What role those donations have played in her thinking is impossible to say. Sometimes industry contributions simply flow to lawmakers who have sympathetic positions for substantive reasons. Sinema has raised the innovation argument in private conversations, according to some sources, and LaBombard told HuffPost that “Senator Sinema makes every decision based on one criteria: what’s best for Arizona.”

On the other hand, Sinema during her 2018 Senate campaign ran an ad touting her commitment to lowering prescription drug prices — which, in Democratic Party circles, usually means supporting aggressive negotiation of prices.

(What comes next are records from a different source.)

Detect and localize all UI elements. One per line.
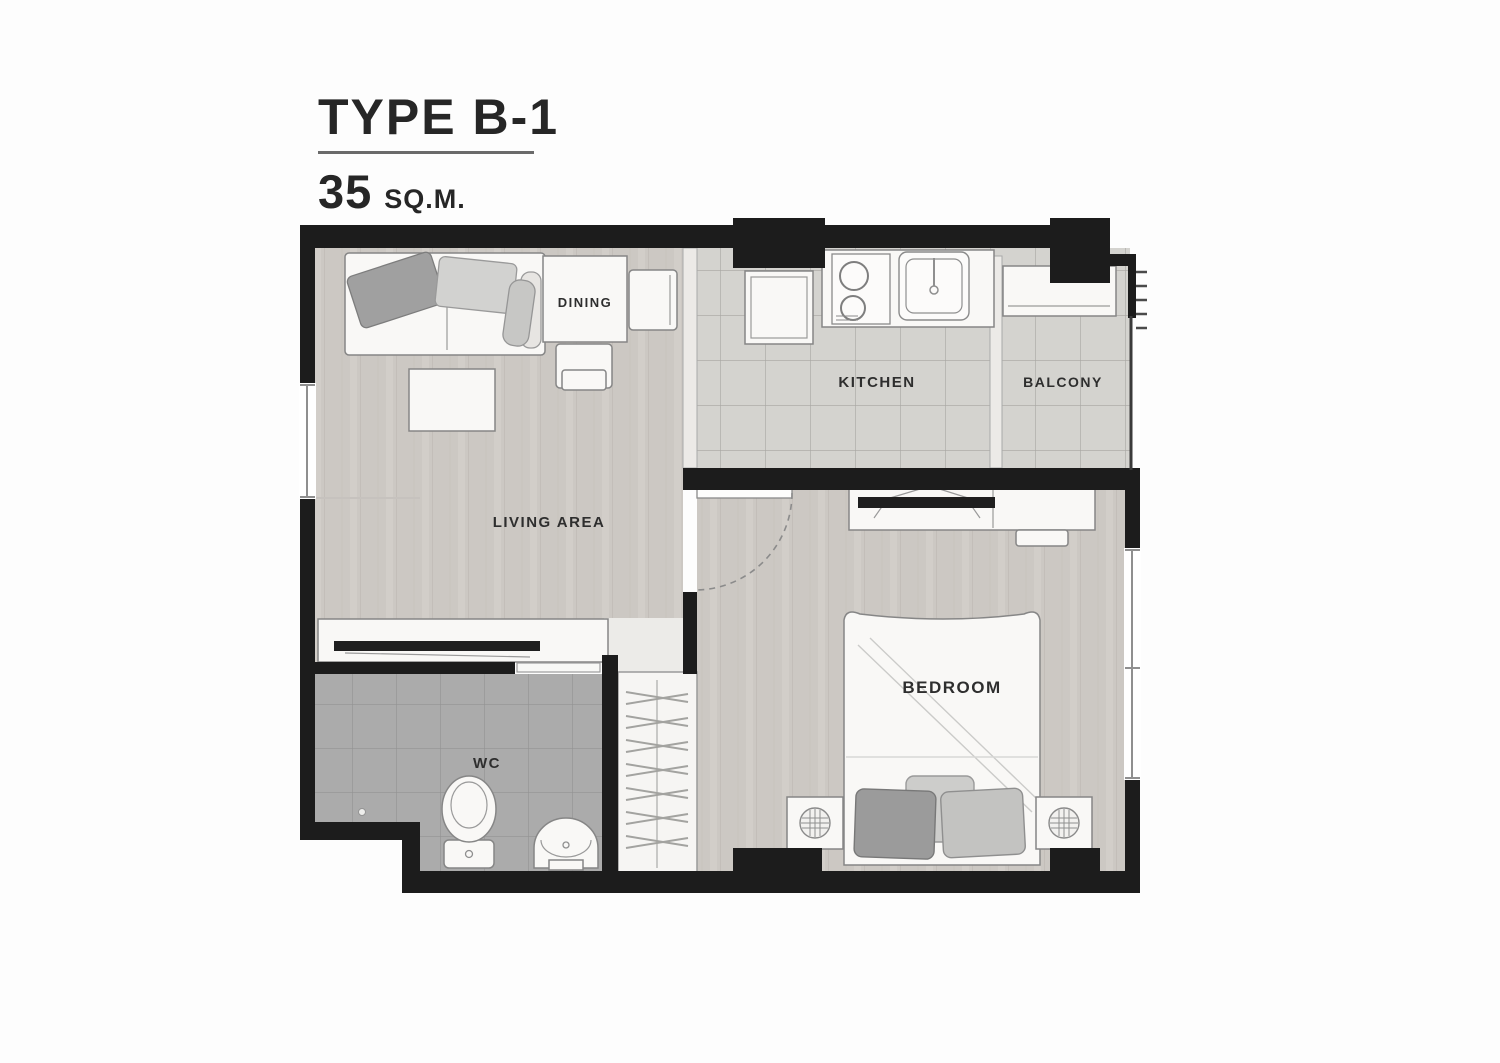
top-column-2 (1050, 218, 1110, 283)
nightstand-left (787, 797, 843, 849)
sofa (345, 251, 545, 355)
floor-plan-page: TYPE B-1 35 SQ.M. (0, 0, 1500, 1063)
sofa-pillow-light (435, 256, 518, 314)
lamp-icon (1049, 808, 1079, 838)
stove-icon (832, 254, 890, 324)
wc-door (517, 663, 600, 672)
wc-label: WC (473, 755, 501, 772)
plan-title-block: TYPE B-1 35 SQ.M. (318, 92, 559, 219)
coffee-table (409, 369, 495, 431)
left-wall-upper (300, 225, 315, 385)
plan-area: 35 SQ.M. (318, 164, 559, 219)
dining-chair-bottom (556, 344, 612, 390)
balcony-rail-post (1128, 254, 1136, 318)
right-wall-lower (1125, 778, 1140, 893)
bedroom-console-drawer (1016, 530, 1068, 546)
lamp-icon (800, 808, 830, 838)
top-wall (300, 225, 1110, 248)
balcony-label: BALCONY (1023, 374, 1103, 390)
dining-label: DINING (558, 295, 613, 310)
living-tv (334, 641, 540, 651)
bed (844, 612, 1040, 865)
closet-wc-wall (602, 655, 618, 893)
kitchen-label: KITCHEN (838, 374, 915, 391)
living-tv-console (318, 619, 608, 662)
bottom-column-2 (1050, 848, 1100, 871)
dining-chair-right (629, 270, 677, 330)
basin-icon (534, 818, 598, 870)
nightstand-right (1036, 797, 1092, 849)
bedroom-window (1124, 548, 1141, 780)
bottom-column-1 (733, 848, 822, 871)
plan-type-title: TYPE B-1 (318, 92, 559, 142)
kitchen-counter (822, 250, 994, 327)
bedroom-label: BEDROOM (902, 678, 1001, 697)
area-unit: SQ.M. (384, 184, 466, 215)
title-underline (318, 151, 534, 154)
bed-pillow-left (854, 789, 936, 860)
living-kitchen-divider (683, 248, 697, 468)
floor-plan-drawing: DINING KITCHEN BALCONY LIVING AREA BEDRO… (0, 0, 1500, 1063)
bedroom-jamb-wall (683, 592, 697, 674)
kitchen-cabinet (745, 271, 813, 344)
sink-icon (899, 252, 969, 320)
bedroom-tv (858, 497, 995, 508)
living-wc-wall (300, 662, 515, 674)
right-wall-upper (1125, 482, 1140, 550)
bed-pillow-right (940, 788, 1025, 858)
left-window (299, 383, 316, 499)
toilet-icon (442, 776, 496, 868)
balcony-louver-icon (1136, 272, 1147, 328)
wardrobe (618, 672, 697, 875)
floor-drain-icon (359, 809, 366, 816)
living-area-label: LIVING AREA (493, 514, 606, 531)
kitchen-bedroom-wall (683, 468, 1140, 490)
top-column-1 (733, 218, 825, 268)
area-value: 35 (318, 164, 372, 219)
bottom-wall (402, 871, 1140, 893)
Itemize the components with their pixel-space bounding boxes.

Whatever their effect on Sinema, the donations to her and other lawmakers represent just part of the industry’s effort, which also includes millions spent on paid lobbyists and advertising. And in the past, those efforts were enough to snuff out even modest efforts at regulating drug prices.

This time Democrats are talking about something much more ambitious ― and, amazingly, they’re on the verge of doing it. But it would require defying what many people consider the most powerful lobby in Washington. It’s the kind of fight McCain relished having and one Democrats need Sinema to join.